Somehow, none of this unsettles the doctor's faith in the accuracy of his own diagnosis. "Angelica" is, like Heidi Julavits' recent novel, "The Uses of Enchantment," a brief against certainty, and like that novel, it, too, directly targets psychiatry for its hubris in thinking it can get to the bottom of human behavior and emotions. Indirectly, the novel tweaks those unsophisticated readers who demand to know what really happened, a question that's a lot easier to get away with not answering in a ghost story. The horror of the great psychological ghost stories -- Henry James' "The Turn of the Screw" and "The Jolly Corner," and Shirley Jackson's "The Haunting of Hill House" -- lies in the fuzziness of the line dividing the supernatural from the simply mad, the perils of the outside world from the dangers lurking within.

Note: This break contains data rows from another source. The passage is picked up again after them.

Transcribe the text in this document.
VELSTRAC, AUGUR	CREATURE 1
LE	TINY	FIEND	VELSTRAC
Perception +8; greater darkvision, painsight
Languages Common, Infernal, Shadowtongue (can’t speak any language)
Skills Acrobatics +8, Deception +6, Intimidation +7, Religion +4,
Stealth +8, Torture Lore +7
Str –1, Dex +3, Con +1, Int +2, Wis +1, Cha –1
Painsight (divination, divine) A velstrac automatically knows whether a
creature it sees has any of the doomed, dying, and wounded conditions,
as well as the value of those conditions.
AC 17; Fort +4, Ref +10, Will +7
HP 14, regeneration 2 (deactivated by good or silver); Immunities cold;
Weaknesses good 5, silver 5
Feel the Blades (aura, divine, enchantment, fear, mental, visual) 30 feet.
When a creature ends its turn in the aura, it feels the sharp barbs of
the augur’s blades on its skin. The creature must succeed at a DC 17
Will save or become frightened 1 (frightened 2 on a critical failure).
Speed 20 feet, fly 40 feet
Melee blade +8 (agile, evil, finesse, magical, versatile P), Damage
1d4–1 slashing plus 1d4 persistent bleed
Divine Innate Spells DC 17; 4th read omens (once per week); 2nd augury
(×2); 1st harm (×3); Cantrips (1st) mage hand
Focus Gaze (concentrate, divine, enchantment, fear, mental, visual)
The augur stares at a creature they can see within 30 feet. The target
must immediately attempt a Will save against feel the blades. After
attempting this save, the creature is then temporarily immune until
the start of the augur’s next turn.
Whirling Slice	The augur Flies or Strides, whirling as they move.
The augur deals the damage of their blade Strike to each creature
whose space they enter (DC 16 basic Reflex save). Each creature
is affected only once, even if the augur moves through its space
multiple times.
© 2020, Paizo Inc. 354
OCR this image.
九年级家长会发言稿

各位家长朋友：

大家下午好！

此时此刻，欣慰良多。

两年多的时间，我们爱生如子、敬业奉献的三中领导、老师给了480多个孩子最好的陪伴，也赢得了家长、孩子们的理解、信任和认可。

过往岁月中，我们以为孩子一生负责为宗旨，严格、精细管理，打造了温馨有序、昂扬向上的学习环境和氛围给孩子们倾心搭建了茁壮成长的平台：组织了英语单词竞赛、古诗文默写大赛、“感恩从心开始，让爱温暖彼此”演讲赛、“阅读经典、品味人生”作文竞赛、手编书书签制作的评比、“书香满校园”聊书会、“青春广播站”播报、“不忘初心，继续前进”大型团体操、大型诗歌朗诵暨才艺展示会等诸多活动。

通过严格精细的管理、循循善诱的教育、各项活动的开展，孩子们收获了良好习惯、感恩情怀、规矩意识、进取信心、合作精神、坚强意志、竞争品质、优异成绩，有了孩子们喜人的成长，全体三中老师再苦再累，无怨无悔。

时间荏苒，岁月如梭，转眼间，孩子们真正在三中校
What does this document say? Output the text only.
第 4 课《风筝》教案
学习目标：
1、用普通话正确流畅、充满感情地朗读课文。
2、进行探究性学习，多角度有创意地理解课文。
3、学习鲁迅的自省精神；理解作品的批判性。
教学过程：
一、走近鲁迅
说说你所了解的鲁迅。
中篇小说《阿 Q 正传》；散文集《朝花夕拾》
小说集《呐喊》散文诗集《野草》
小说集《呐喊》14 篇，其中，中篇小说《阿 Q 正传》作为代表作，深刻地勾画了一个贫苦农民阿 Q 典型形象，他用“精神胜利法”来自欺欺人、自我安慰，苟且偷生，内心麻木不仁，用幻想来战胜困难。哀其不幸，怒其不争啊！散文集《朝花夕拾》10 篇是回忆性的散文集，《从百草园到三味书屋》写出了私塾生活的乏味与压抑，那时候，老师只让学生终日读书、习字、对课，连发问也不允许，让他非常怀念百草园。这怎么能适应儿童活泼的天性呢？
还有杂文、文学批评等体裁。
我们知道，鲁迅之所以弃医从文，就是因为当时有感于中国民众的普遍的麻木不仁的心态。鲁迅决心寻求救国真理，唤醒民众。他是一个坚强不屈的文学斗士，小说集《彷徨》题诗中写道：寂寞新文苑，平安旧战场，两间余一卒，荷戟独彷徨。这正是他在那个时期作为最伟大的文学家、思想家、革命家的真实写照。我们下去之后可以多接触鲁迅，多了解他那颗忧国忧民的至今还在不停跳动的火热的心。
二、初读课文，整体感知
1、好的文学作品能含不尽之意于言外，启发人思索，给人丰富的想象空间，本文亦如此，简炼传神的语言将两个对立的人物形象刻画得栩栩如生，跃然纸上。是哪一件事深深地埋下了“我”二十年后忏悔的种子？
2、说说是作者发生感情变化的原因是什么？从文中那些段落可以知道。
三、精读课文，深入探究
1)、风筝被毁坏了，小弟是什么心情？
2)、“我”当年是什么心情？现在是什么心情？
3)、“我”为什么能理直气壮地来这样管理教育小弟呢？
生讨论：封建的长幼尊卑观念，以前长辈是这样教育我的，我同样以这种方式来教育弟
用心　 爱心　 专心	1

Phillips grasps and articulates this principle flawlessly, perhaps too flawlessly, since a lot of the frisson -- the creepiness -- of the Jamesian ghost story resides in its vibrating inability to be certain about even its own uncertainty. This author knows how to draw that fuzzy line, but you don't get the sense he has ever walked it himself, so "Angelica" is always interesting, but never actually spooky. Still, Phillips has yet to write a bad -- or even a mediocre -- novel, and this one is so much better than the usual run of literary fiction, it seems ungracious to quibble. Eventually, Phillips will light upon the genre -- a Trollopian "social novel" perhaps? -- that ideally suits his gifts, and an unqualified celebration will be in order: Of that there can be no doubt.